くーちゃの様な愛らしさに訴えかける、とかそんなのではなく、
なんというか、、、
完璧に目の焦点が合ってなくて涎だらだらで足取りがフラフラで肌もなんか象みたいにガサガサでって人。
目は見開いて口は開いたままの表情のまま一切、表情に動きはなかった。
彼を見た瞬間、ただでさえ理解するのに精一杯だった英語での会話はもはや頭には入らず。
ずっと後ろに居られても困る。単純に、どっかに去ってくれるのなら金を払いたいが、正直きもち悪くて金を渡すのも嫌だ。おそらくその場に居た誰もが同じ気持ちになったと思う。

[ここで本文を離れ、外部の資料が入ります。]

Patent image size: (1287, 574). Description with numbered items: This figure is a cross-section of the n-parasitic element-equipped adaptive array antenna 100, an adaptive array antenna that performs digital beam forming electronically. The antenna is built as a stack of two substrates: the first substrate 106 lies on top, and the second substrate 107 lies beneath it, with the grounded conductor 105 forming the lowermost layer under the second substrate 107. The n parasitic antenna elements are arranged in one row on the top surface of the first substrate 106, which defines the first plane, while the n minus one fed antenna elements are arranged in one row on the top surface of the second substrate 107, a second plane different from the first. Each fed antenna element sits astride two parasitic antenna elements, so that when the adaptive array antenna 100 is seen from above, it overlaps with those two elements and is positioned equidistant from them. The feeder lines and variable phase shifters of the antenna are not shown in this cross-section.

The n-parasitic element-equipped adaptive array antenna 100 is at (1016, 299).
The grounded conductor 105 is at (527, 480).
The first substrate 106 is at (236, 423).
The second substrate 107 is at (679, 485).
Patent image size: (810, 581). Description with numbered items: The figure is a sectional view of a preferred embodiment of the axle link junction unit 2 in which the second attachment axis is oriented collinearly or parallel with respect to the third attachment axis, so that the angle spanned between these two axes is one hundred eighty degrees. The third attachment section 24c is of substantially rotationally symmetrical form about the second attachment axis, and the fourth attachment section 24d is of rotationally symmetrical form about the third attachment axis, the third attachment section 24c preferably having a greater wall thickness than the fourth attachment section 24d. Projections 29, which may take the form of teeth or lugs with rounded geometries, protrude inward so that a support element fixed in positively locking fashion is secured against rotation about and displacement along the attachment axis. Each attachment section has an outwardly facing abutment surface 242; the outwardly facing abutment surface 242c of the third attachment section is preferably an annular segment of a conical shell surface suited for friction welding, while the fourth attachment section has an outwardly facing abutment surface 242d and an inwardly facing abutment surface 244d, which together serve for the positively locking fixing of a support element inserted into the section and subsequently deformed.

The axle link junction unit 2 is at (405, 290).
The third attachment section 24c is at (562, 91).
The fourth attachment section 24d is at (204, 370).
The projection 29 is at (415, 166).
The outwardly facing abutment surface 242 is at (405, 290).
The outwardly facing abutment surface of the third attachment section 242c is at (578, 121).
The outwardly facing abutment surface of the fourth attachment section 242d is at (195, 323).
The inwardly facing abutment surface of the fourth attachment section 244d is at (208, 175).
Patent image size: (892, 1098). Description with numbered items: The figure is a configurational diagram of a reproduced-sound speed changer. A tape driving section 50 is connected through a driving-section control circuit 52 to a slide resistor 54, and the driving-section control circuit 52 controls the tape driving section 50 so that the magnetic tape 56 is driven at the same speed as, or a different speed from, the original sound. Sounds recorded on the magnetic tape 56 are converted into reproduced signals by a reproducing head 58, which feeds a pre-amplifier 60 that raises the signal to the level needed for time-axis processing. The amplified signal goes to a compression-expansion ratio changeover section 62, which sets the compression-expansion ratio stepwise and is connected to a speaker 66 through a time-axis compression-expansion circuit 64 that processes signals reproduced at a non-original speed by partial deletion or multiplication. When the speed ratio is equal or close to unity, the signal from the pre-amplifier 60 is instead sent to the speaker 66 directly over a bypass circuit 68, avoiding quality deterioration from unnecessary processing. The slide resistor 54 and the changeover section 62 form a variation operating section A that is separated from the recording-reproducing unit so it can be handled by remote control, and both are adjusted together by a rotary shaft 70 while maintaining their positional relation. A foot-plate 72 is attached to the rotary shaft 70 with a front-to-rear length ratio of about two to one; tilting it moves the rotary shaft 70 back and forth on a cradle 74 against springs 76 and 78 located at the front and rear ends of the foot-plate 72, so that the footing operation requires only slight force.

今まで見たどの物乞いよりも末期な状態である。しかし、末期であるが故に全く稼げていない。
そんな状態だった。
彼の登場で場が一瞬静まり帰った。
均衡を破り、彼に金を恵んでいる人物が。
誰であろう、元々コンビニ前でくーちゃんの目をして恵んでもらってた彼だった。
物乞いが物乞いに恵む。
くーちゃんはその道の先輩としてか人としてか、稼いだ金を全部あげていた。
問題の人物は若干遠慮しつつもそれを受け取り、立ち去った。
くーちゃんが男に見えた。
俺はくーちゃんに持っている小銭を全部あげた。